Still it's a tough position to be in. Wozniacki largely racked up the points that earned her position last summer when she claimed titles at Copenhagen, Montreal and New Haven on her way to New York, the first Major at which she was seeded #1 thanks of course to the withdrawal of an injured Serena Williams. Detractors complained she was only winning smaller tournaments, not standing up to the toughest players on the biggest stages, and when she finally climbed into the top spot a few weeks and two additional trophies later, those critics became even louder.

What they've failed to notice is how Caroline's game was improving steadily over the course of these tournaments. On her home soil in August the best player she had to beat was world #41 Julia Goerges. But even though she didn't repeat her run to the U.S. Open final, she did score an easy win over former champion Maria Sharapova on the way to the semis. She faced tough tests for the titles at premier evens in Tokyo -- Victoria Azarenka, Elena Dementieva -- and Beijing -- Ana Ivanovic, Vera Zvonareva -- too. She finally took a set from Kim Clijsters in the year-end championships in the Doha finals and had a solid run to the semis in Melbourne, now having made at least the fourth round of every Slam in almost two years -- not bad for a girl still unable to legally drink in the U.S. You can't deny that she gets more balls back than most of the women on Tour, and now as she develops her serve, her net game and her forehand, she's become more aggressive against the toughest players.

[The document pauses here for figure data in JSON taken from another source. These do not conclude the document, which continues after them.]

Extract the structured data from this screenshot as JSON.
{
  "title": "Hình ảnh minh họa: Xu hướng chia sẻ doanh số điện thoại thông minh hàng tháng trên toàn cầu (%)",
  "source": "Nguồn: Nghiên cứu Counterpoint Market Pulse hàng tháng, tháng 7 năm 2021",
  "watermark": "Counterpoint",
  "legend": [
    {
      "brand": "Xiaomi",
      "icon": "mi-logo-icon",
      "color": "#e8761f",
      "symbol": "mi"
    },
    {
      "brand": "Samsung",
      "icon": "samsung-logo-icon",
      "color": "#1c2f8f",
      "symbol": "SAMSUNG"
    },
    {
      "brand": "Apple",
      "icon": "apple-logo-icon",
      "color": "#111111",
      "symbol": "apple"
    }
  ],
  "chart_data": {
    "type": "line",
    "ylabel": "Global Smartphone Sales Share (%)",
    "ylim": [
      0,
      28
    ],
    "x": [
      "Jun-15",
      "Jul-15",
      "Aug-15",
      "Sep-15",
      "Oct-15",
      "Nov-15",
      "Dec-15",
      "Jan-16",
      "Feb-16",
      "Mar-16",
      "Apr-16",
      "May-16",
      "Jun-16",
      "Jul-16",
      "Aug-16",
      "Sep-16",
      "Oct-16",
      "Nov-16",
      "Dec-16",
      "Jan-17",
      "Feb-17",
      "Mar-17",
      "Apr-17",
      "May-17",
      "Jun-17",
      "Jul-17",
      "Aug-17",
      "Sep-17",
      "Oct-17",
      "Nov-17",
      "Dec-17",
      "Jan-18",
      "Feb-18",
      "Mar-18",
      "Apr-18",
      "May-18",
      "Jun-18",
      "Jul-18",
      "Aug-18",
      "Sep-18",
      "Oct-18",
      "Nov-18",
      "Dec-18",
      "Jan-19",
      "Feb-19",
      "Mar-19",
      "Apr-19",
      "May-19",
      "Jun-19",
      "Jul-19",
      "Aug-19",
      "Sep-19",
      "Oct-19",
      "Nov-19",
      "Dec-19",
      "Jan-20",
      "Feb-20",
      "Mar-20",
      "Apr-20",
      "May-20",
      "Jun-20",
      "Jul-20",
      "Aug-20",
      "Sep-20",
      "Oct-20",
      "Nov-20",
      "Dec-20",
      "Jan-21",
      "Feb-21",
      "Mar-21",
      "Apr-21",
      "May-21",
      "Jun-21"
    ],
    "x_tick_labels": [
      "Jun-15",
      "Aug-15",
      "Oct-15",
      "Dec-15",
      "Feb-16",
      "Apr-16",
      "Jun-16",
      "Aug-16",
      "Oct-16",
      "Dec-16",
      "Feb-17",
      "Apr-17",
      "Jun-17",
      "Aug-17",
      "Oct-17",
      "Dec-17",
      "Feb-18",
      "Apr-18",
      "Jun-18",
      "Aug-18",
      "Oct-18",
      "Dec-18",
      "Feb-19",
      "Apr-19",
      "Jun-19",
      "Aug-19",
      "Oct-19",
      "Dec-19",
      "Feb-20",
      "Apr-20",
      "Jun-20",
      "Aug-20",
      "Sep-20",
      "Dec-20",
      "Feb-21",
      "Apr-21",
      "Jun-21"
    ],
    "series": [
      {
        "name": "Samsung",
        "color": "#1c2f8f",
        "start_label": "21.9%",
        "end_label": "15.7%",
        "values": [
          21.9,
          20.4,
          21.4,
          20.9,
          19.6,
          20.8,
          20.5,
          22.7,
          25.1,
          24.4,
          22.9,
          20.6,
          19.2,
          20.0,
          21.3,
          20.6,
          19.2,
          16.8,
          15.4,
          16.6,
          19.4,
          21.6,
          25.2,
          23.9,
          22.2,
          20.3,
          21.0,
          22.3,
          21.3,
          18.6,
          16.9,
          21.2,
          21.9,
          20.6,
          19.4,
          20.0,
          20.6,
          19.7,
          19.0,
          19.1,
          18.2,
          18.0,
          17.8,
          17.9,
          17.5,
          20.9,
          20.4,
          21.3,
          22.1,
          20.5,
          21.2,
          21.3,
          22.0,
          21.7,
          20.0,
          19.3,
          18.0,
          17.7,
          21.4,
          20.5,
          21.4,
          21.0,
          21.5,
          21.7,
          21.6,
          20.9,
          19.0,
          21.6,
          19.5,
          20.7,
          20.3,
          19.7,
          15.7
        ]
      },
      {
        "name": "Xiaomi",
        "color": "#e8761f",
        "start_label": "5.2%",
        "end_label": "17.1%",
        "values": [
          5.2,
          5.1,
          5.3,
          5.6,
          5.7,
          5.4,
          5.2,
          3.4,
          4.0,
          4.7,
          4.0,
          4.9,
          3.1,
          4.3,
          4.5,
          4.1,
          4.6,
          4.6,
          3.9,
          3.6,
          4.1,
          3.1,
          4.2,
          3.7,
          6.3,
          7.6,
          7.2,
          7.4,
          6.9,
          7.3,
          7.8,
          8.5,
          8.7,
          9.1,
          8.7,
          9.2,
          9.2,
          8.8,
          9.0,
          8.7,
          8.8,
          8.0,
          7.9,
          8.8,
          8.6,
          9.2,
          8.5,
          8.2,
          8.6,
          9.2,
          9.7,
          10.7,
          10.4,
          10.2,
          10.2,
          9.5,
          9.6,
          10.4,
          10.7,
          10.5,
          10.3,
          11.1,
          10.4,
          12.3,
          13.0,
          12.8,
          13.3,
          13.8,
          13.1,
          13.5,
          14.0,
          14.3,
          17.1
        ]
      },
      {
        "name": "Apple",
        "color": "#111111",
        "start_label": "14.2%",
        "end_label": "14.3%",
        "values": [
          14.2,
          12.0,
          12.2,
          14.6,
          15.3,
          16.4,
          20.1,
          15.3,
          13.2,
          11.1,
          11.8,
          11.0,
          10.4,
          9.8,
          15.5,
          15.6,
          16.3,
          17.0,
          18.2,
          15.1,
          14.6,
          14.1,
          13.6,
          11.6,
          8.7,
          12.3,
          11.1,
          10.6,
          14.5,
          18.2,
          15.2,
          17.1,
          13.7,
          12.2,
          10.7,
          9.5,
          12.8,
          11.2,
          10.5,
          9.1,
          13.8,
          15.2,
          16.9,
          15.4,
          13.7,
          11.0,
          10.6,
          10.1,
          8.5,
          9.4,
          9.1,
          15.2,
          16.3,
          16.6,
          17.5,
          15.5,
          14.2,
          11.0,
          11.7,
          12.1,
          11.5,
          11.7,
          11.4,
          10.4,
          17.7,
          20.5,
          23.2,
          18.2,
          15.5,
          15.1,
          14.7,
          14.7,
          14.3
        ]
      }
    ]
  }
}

This week in Dubai, Wozniacki was able to put her new skills on display and added another feather to her cap. Though she was saved from an early round against Paris champ Petra Kvitova -- incidentally the woman who beat Clijsters in that final days after she regained the #1 ranking -- she did face challenges from talented Shahar Peer, who was out-powered start to finish in the quarters, and Jelena Jankovic, who led 5-2 in the first set of the semis before Caro hit her stride.

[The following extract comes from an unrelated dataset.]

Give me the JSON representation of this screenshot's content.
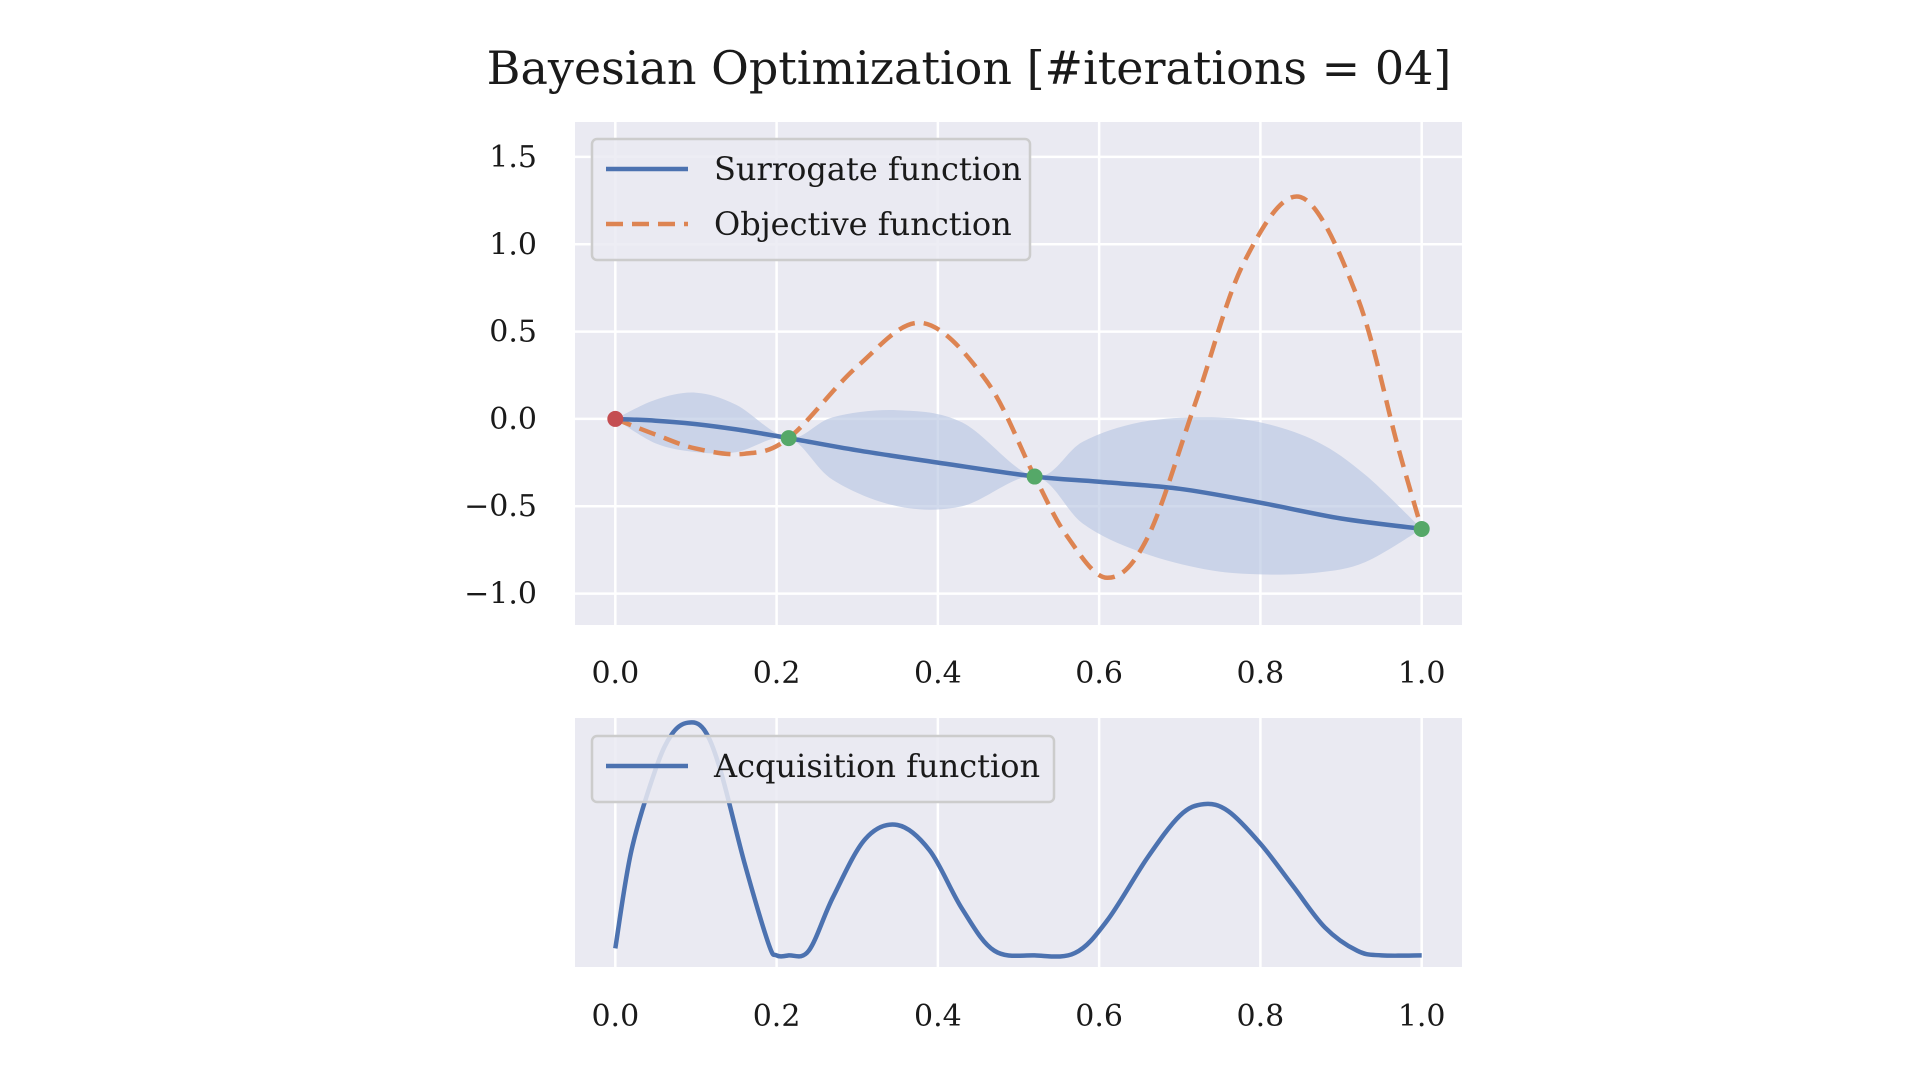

Against a resurgent Svetlana Kuznetsova in the finals, I thought the Dane could face trouble. Wozniacki led the pair's head-to-head by the slimmest of margins, but the two-time Major champion who has never been ranked #1 in the world had been playing, as is often her style, well above her ranking. Kuznetsova was just seeded at the Championships but got revenge over Francesca Schiavone for that heartbreaking loss in the Australian Open fourth round and was solid against both Aggie Radwanska and Flavia Pennetta to make the finals.

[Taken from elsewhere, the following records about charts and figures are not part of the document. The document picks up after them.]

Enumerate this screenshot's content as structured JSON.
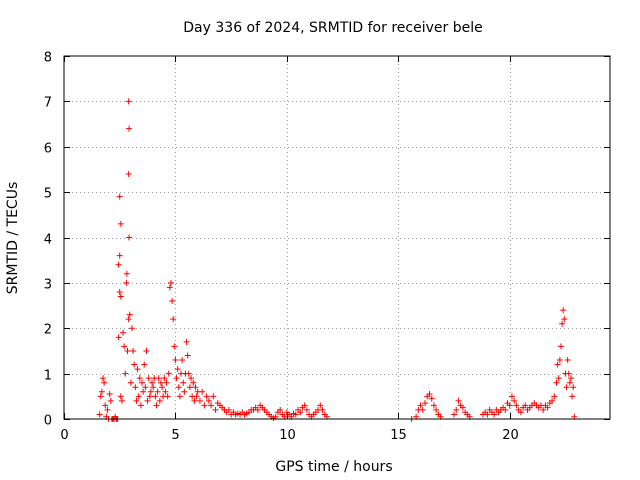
{
  "chart_data": {
    "type": "scatter",
    "title": "Day 336 of 2024, SRMTID for receiver bele",
    "xlabel": "GPS time / hours",
    "ylabel": "SRMTID / TECUs",
    "xlim": [
      0,
      24.5
    ],
    "ylim": [
      0,
      8
    ],
    "xticks": [
      0,
      5,
      10,
      15,
      20
    ],
    "yticks": [
      0,
      1,
      2,
      3,
      4,
      5,
      6,
      7,
      8
    ],
    "grid": true,
    "marker": "+",
    "color": "#ff0000",
    "series": [
      {
        "name": "SRMTID",
        "points": [
          [
            1.6,
            0.1
          ],
          [
            1.65,
            0.5
          ],
          [
            1.7,
            0.6
          ],
          [
            1.75,
            0.9
          ],
          [
            1.8,
            0.8
          ],
          [
            1.85,
            0.3
          ],
          [
            1.9,
            0.05
          ],
          [
            1.95,
            0.2
          ],
          [
            2.0,
            0.0
          ],
          [
            2.05,
            0.55
          ],
          [
            2.1,
            0.4
          ],
          [
            2.15,
            0.0
          ],
          [
            2.2,
            0.0
          ],
          [
            2.25,
            0.0
          ],
          [
            2.3,
            0.05
          ],
          [
            2.35,
            0.0
          ],
          [
            2.4,
            0.0
          ],
          [
            2.45,
            1.8
          ],
          [
            2.5,
            4.9
          ],
          [
            2.55,
            4.3
          ],
          [
            2.5,
            3.6
          ],
          [
            2.45,
            3.4
          ],
          [
            2.5,
            2.8
          ],
          [
            2.55,
            2.7
          ],
          [
            2.55,
            0.5
          ],
          [
            2.6,
            0.4
          ],
          [
            2.65,
            1.9
          ],
          [
            2.7,
            1.6
          ],
          [
            2.75,
            1.0
          ],
          [
            2.8,
            3.0
          ],
          [
            2.82,
            3.2
          ],
          [
            2.85,
            1.5
          ],
          [
            2.9,
            7.0
          ],
          [
            2.92,
            6.4
          ],
          [
            2.9,
            5.4
          ],
          [
            2.92,
            4.0
          ],
          [
            2.95,
            2.3
          ],
          [
            2.9,
            2.2
          ],
          [
            3.0,
            0.8
          ],
          [
            3.05,
            2.0
          ],
          [
            3.1,
            1.5
          ],
          [
            3.15,
            1.2
          ],
          [
            3.2,
            0.7
          ],
          [
            3.25,
            0.4
          ],
          [
            3.3,
            1.1
          ],
          [
            3.35,
            0.5
          ],
          [
            3.4,
            0.9
          ],
          [
            3.45,
            0.3
          ],
          [
            3.5,
            0.8
          ],
          [
            3.55,
            0.6
          ],
          [
            3.6,
            1.2
          ],
          [
            3.65,
            0.7
          ],
          [
            3.7,
            1.5
          ],
          [
            3.75,
            0.4
          ],
          [
            3.8,
            0.9
          ],
          [
            3.85,
            0.5
          ],
          [
            3.9,
            0.6
          ],
          [
            3.95,
            0.8
          ],
          [
            4.0,
            0.7
          ],
          [
            4.05,
            0.9
          ],
          [
            4.1,
            0.5
          ],
          [
            4.15,
            0.3
          ],
          [
            4.2,
            0.6
          ],
          [
            4.25,
            0.9
          ],
          [
            4.3,
            0.4
          ],
          [
            4.35,
            0.8
          ],
          [
            4.4,
            0.7
          ],
          [
            4.45,
            0.5
          ],
          [
            4.5,
            0.9
          ],
          [
            4.55,
            0.6
          ],
          [
            4.6,
            0.8
          ],
          [
            4.65,
            0.5
          ],
          [
            4.7,
            1.0
          ],
          [
            4.75,
            2.9
          ],
          [
            4.8,
            3.0
          ],
          [
            4.85,
            2.6
          ],
          [
            4.9,
            2.2
          ],
          [
            4.95,
            1.6
          ],
          [
            5.0,
            1.3
          ],
          [
            5.05,
            0.9
          ],
          [
            5.1,
            1.1
          ],
          [
            5.15,
            0.7
          ],
          [
            5.2,
            0.5
          ],
          [
            5.25,
            1.0
          ],
          [
            5.3,
            1.3
          ],
          [
            5.35,
            0.8
          ],
          [
            5.4,
            0.6
          ],
          [
            5.45,
            1.0
          ],
          [
            5.5,
            1.7
          ],
          [
            5.55,
            1.4
          ],
          [
            5.6,
            1.0
          ],
          [
            5.65,
            0.7
          ],
          [
            5.7,
            0.9
          ],
          [
            5.75,
            0.5
          ],
          [
            5.8,
            0.8
          ],
          [
            5.85,
            0.4
          ],
          [
            5.9,
            0.7
          ],
          [
            5.95,
            0.5
          ],
          [
            6.0,
            0.6
          ],
          [
            6.1,
            0.4
          ],
          [
            6.2,
            0.6
          ],
          [
            6.3,
            0.3
          ],
          [
            6.4,
            0.5
          ],
          [
            6.5,
            0.4
          ],
          [
            6.6,
            0.3
          ],
          [
            6.7,
            0.5
          ],
          [
            6.8,
            0.2
          ],
          [
            6.9,
            0.35
          ],
          [
            7.0,
            0.3
          ],
          [
            7.1,
            0.25
          ],
          [
            7.2,
            0.2
          ],
          [
            7.3,
            0.15
          ],
          [
            7.4,
            0.2
          ],
          [
            7.5,
            0.1
          ],
          [
            7.6,
            0.15
          ],
          [
            7.7,
            0.1
          ],
          [
            7.8,
            0.12
          ],
          [
            7.9,
            0.1
          ],
          [
            8.0,
            0.15
          ],
          [
            8.1,
            0.1
          ],
          [
            8.2,
            0.12
          ],
          [
            8.3,
            0.15
          ],
          [
            8.4,
            0.2
          ],
          [
            8.5,
            0.2
          ],
          [
            8.6,
            0.25
          ],
          [
            8.7,
            0.2
          ],
          [
            8.8,
            0.3
          ],
          [
            8.9,
            0.25
          ],
          [
            9.0,
            0.2
          ],
          [
            9.1,
            0.15
          ],
          [
            9.2,
            0.1
          ],
          [
            9.3,
            0.05
          ],
          [
            9.4,
            0.02
          ],
          [
            9.5,
            0.05
          ],
          [
            9.6,
            0.15
          ],
          [
            9.7,
            0.2
          ],
          [
            9.8,
            0.1
          ],
          [
            9.9,
            0.05
          ],
          [
            10.0,
            0.15
          ],
          [
            10.1,
            0.1
          ],
          [
            10.2,
            0.05
          ],
          [
            10.3,
            0.12
          ],
          [
            10.4,
            0.1
          ],
          [
            10.5,
            0.2
          ],
          [
            10.6,
            0.15
          ],
          [
            10.7,
            0.25
          ],
          [
            10.8,
            0.3
          ],
          [
            10.9,
            0.2
          ],
          [
            11.0,
            0.1
          ],
          [
            11.1,
            0.05
          ],
          [
            11.2,
            0.1
          ],
          [
            11.3,
            0.15
          ],
          [
            11.4,
            0.2
          ],
          [
            11.5,
            0.3
          ],
          [
            11.6,
            0.2
          ],
          [
            11.7,
            0.1
          ],
          [
            11.8,
            0.05
          ],
          [
            15.6,
            0.0
          ],
          [
            15.8,
            0.05
          ],
          [
            15.9,
            0.2
          ],
          [
            16.0,
            0.3
          ],
          [
            16.1,
            0.2
          ],
          [
            16.2,
            0.35
          ],
          [
            16.3,
            0.5
          ],
          [
            16.4,
            0.55
          ],
          [
            16.5,
            0.45
          ],
          [
            16.6,
            0.3
          ],
          [
            16.7,
            0.2
          ],
          [
            16.8,
            0.1
          ],
          [
            16.9,
            0.05
          ],
          [
            17.5,
            0.1
          ],
          [
            17.6,
            0.2
          ],
          [
            17.7,
            0.4
          ],
          [
            17.8,
            0.3
          ],
          [
            17.9,
            0.25
          ],
          [
            18.0,
            0.15
          ],
          [
            18.1,
            0.1
          ],
          [
            18.2,
            0.05
          ],
          [
            18.8,
            0.1
          ],
          [
            18.9,
            0.15
          ],
          [
            19.0,
            0.1
          ],
          [
            19.1,
            0.2
          ],
          [
            19.2,
            0.15
          ],
          [
            19.3,
            0.1
          ],
          [
            19.4,
            0.2
          ],
          [
            19.5,
            0.15
          ],
          [
            19.6,
            0.2
          ],
          [
            19.7,
            0.25
          ],
          [
            19.8,
            0.2
          ],
          [
            19.9,
            0.35
          ],
          [
            20.0,
            0.3
          ],
          [
            20.1,
            0.5
          ],
          [
            20.2,
            0.4
          ],
          [
            20.3,
            0.3
          ],
          [
            20.4,
            0.2
          ],
          [
            20.5,
            0.15
          ],
          [
            20.6,
            0.25
          ],
          [
            20.7,
            0.3
          ],
          [
            20.8,
            0.2
          ],
          [
            20.9,
            0.25
          ],
          [
            21.0,
            0.3
          ],
          [
            21.1,
            0.35
          ],
          [
            21.2,
            0.3
          ],
          [
            21.3,
            0.25
          ],
          [
            21.4,
            0.3
          ],
          [
            21.5,
            0.2
          ],
          [
            21.6,
            0.3
          ],
          [
            21.7,
            0.25
          ],
          [
            21.8,
            0.35
          ],
          [
            21.9,
            0.4
          ],
          [
            22.0,
            0.5
          ],
          [
            22.1,
            0.8
          ],
          [
            22.15,
            1.2
          ],
          [
            22.2,
            0.9
          ],
          [
            22.25,
            1.3
          ],
          [
            22.3,
            1.6
          ],
          [
            22.35,
            2.1
          ],
          [
            22.4,
            2.4
          ],
          [
            22.45,
            2.2
          ],
          [
            22.5,
            1.0
          ],
          [
            22.55,
            0.7
          ],
          [
            22.6,
            1.3
          ],
          [
            22.65,
            1.0
          ],
          [
            22.7,
            0.8
          ],
          [
            22.75,
            0.9
          ],
          [
            22.8,
            0.5
          ],
          [
            22.85,
            0.7
          ],
          [
            22.9,
            0.05
          ]
        ]
      }
    ]
  }
}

But despite the potential challenge from the more experienced player -- Sveta's thirteen career championships was only one more than Caro's but she'd been in eleven more finals -- Wozniacki was unstoppable. She struck first in the match, getting a break in just the second game and didn't allow Kuznetsova to hold until midway through the second set. She took advantage of an inordinate number of errors from her opponent, and capitalized on weak serving to run off with an early lead. The last two games of the match probably featured the best quality tennis, but despite a late surge from the Russian, who denied Caroline a chance to serve for the title, after just over an hour, it was Wozniacki who held the trophy.

Though she retook the #1 position a few days back, following it up with a premier title in Dubai -- something Clijsters could not accomplish last week -- should go a ways in mollifying Wozniacki's critics. She's showing off her consistency and upping her game at the bigger events. At just twenty years of age, she has plenty of time to bring home the Major, and with a game suitable to most surfaces she has a couple choices of which one it will be.

I don't know if Caroline will get the big win this year -- I'll be happy if she just continues to advance in the draws for now -- but it will come sometime soon, I feel. And then hopefully she'll finally get the respect she deserves.